Na'vi frequency dictionary

Herwìna · March 28, 2013, 05:26:32 AM

Could someone generate a Na'vi frequency dictionary? 400 most common words, excluding adpositions, prefixes, infixes etc.

Doable y/n?

ETA: Not sure if words like ayoeng should be counted? Has prefix ay- but also has a dictionary definition.

Tsyalatun te Eyktan Txuratu'itan · April 17, 2013, 01:27:41 PM

Quote from: Herwìna on March 28, 2013, 05:26:32 AM
Could someone generate a Na'vi frequency dictionary? 400 most common words, excluding adpositions, prefixes, infixes etc.

Doable y/n?

ETA: Not sure if words like ayoeng should be counted? Has prefix ay- but also has a dictionary definition.

If I have some free time, I'll look into what's required to do this - using the nìNa'vi nì'aw section of the forums - I will probably purposely make it run slowly as there's little point rapidly firing lots of requests to the forums for such a project (not only that but I do wish to also use my 'net connection!) One issue to scripting it is dealing with all the affixes... but as I have a regex-based perl vrrtep, that's not going to be difficult to sort out.

What is difficult to resolve is that some words are spelt the same, but are different root words. For example: kilvan { (kan): vtrm. aim, infix(es): ilv | (kilvan): n. river }. So, unless you augment it with something which tries to parse a sentence to work out if kilvan is a noun or a verb, you could mis-attribute such words.

Nevertheless, building a database of Na'vi-word-to-list-of-URLs sounds like an interesting project in itself...

Taronyu Leleioae · April 17, 2013, 08:27:48 PM

Quote from: Tsyalatun te Eyktan Txuratu'itan on April 17, 2013, 01:27:41 PM
What is difficult to resolve is that some words are spelt the same, but are different root words. For example: kilvan { (kan): vtrm. aim, infix(es): ilv | (kilvan): n. river }. So, unless you augment it with something which tries to parse a sentence to work out if kilvan is a noun or a verb, you could mis-attribute such words.

In the worst case, if the goal is to identify the top 500..., they you could output the results to xml or even text, and we could help you manually read through the list. (Say 700 or even 1000 words) and identify those not in root form... Most common will be past tense such as "lolu" and future "layu" for examples.
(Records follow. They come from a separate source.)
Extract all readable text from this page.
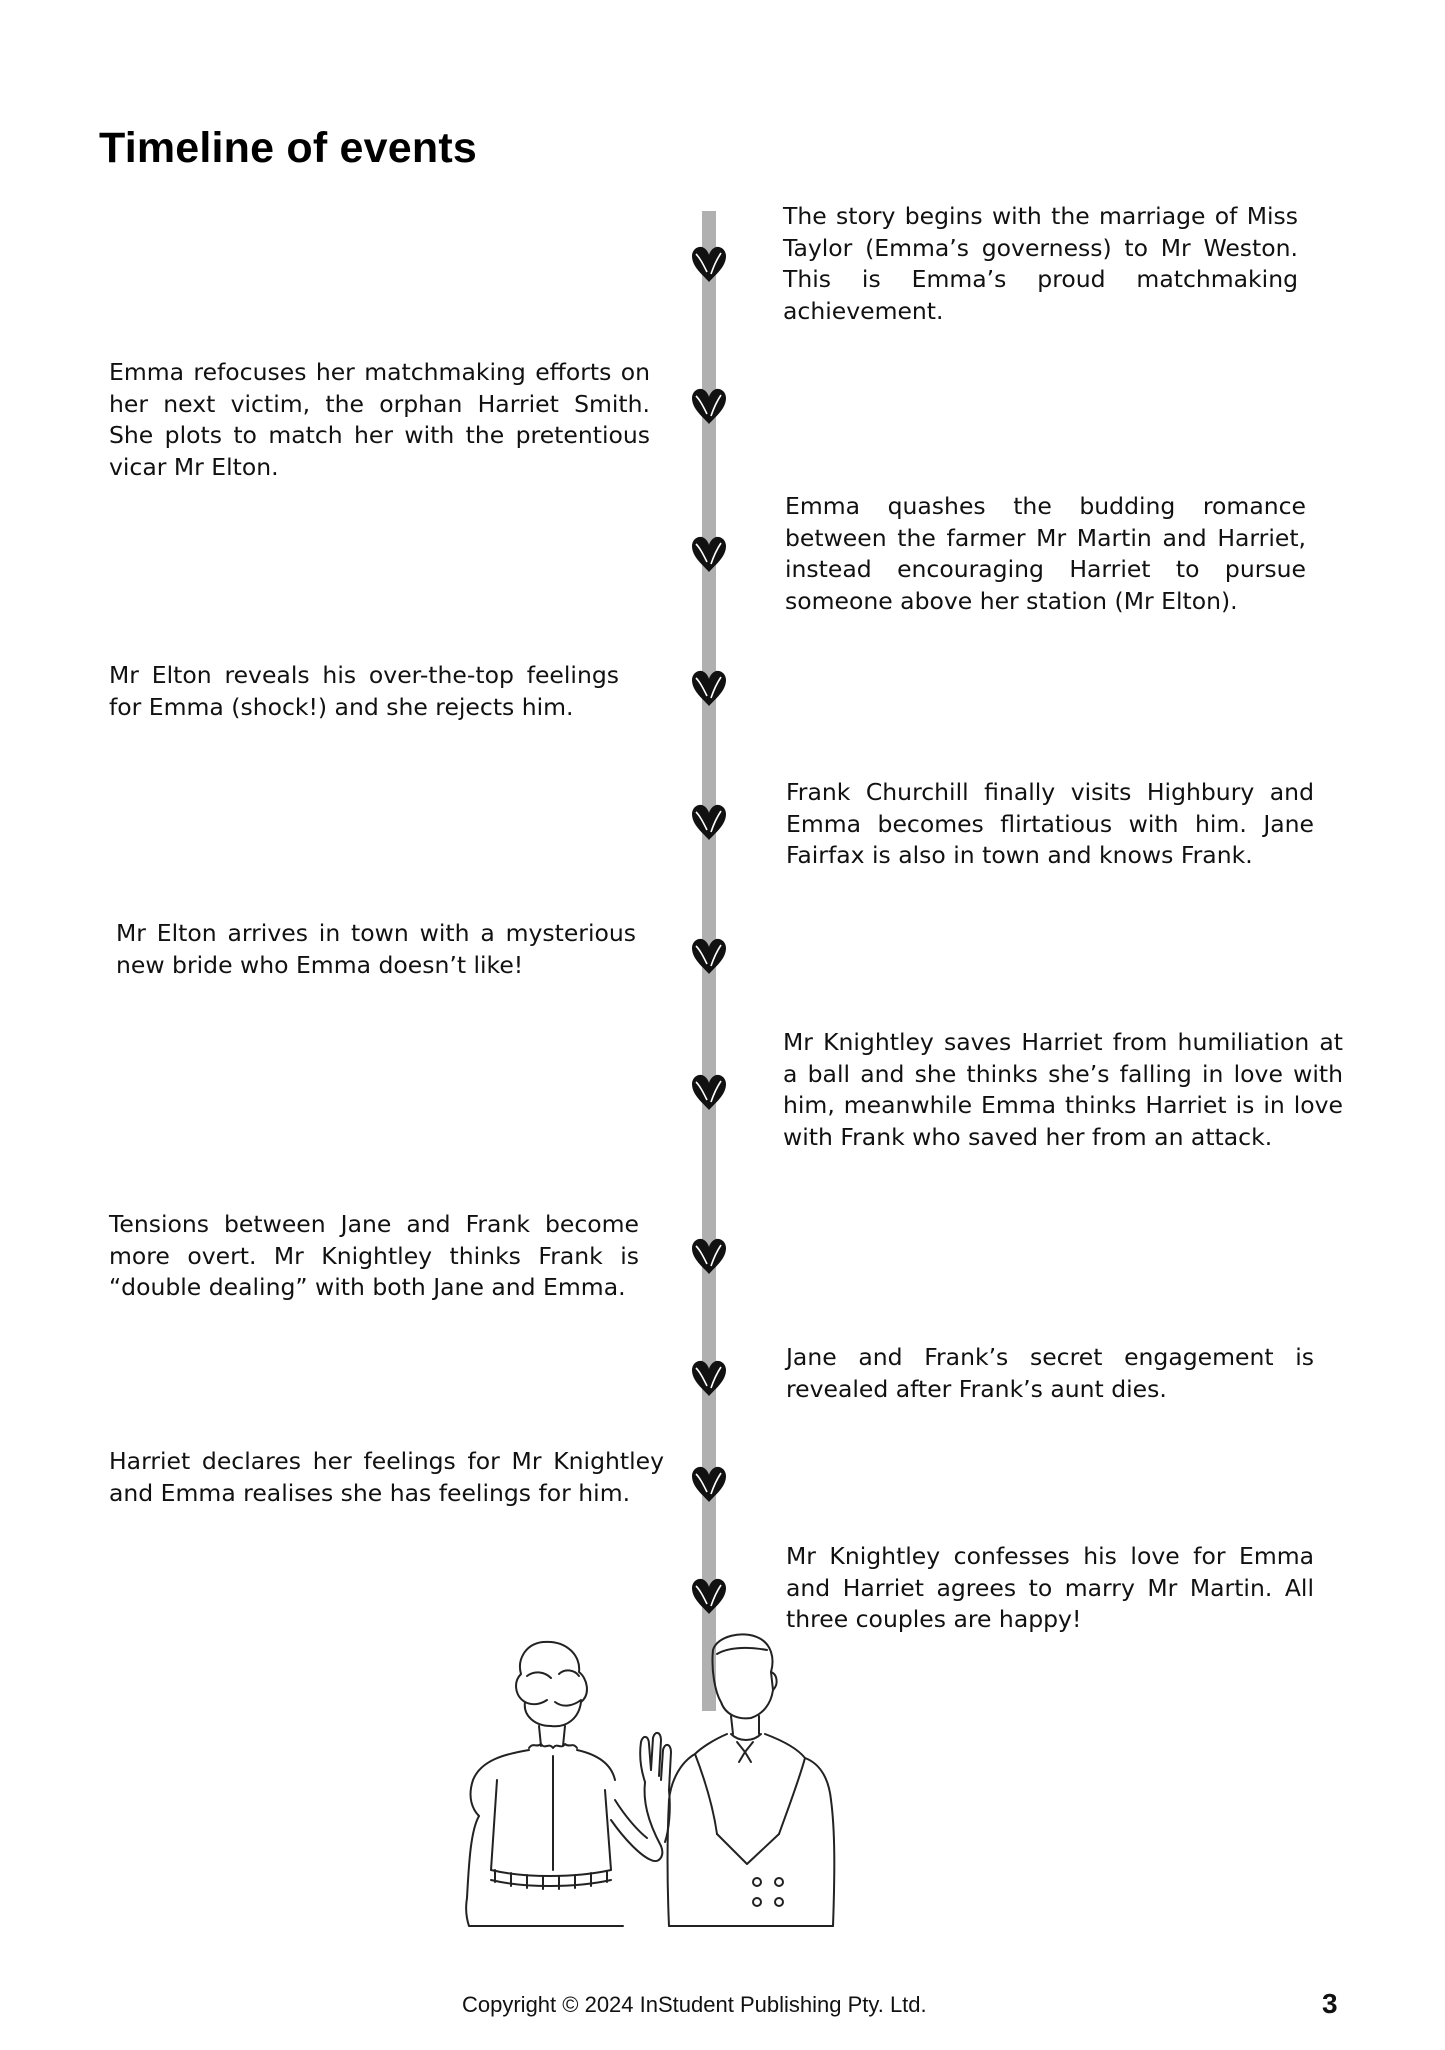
Timeline of events

The story begins with the marriage of Miss Taylor (Emma’s governess) to Mr Weston. This is Emma’s proud matchmaking achievement.

Emma refocuses her matchmaking efforts on her next victim, the orphan Harriet Smith. She plots to match her with the pretentious vicar Mr Elton.

Emma quashes the budding romance between the farmer Mr Martin and Harriet, instead encouraging Harriet to pursue someone above her station (Mr Elton).

Mr Elton reveals his over-the-top feelings for Emma (shock!) and she rejects him.

Frank Churchill finally visits Highbury and Emma becomes flirtatious with him. Jane Fairfax is also in town and knows Frank.

Mr Elton arrives in town with a mysterious new bride who Emma doesn’t like!

Mr Knightley saves Harriet from humiliation at a ball and she thinks she’s falling in love with him, meanwhile Emma thinks Harriet is in love with Frank who saved her from an attack.

Tensions between Jane and Frank become more overt. Mr Knightley thinks Frank is “double dealing” with both Jane and Emma.

Jane and Frank’s secret engagement is revealed after Frank’s aunt dies.

Harriet declares her feelings for Mr Knightley and Emma realises she has feelings for him.

Mr Knightley confesses his love for Emma and Harriet agrees to marry Mr Martin. All three couples are happy!

Copyright © 2024 InStudent Publishing Pty. Ltd.	3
If it's in a table of some sort, having an extra field to make a note of non-root verbs or common words with plural or fì-/tsa- could be flagged as essentially duplicates. Let the coding do the frequency analysis and sorting. Then let human eyes check the words to verify what they are. I can help you with this if it's the easier solution.

Ftiafpi · April 18, 2013, 11:35:26 AM

I definitely support this and would gladly help parse verb roots out of a list. This would be an extremely useful list.

Taronyu Leleioae · April 28, 2013, 07:14:53 PM

Nudges this thread. I think there is real value in finding out what the top 400 (go for 500 as it will reduce) words are especially from supporting a beginners point of view...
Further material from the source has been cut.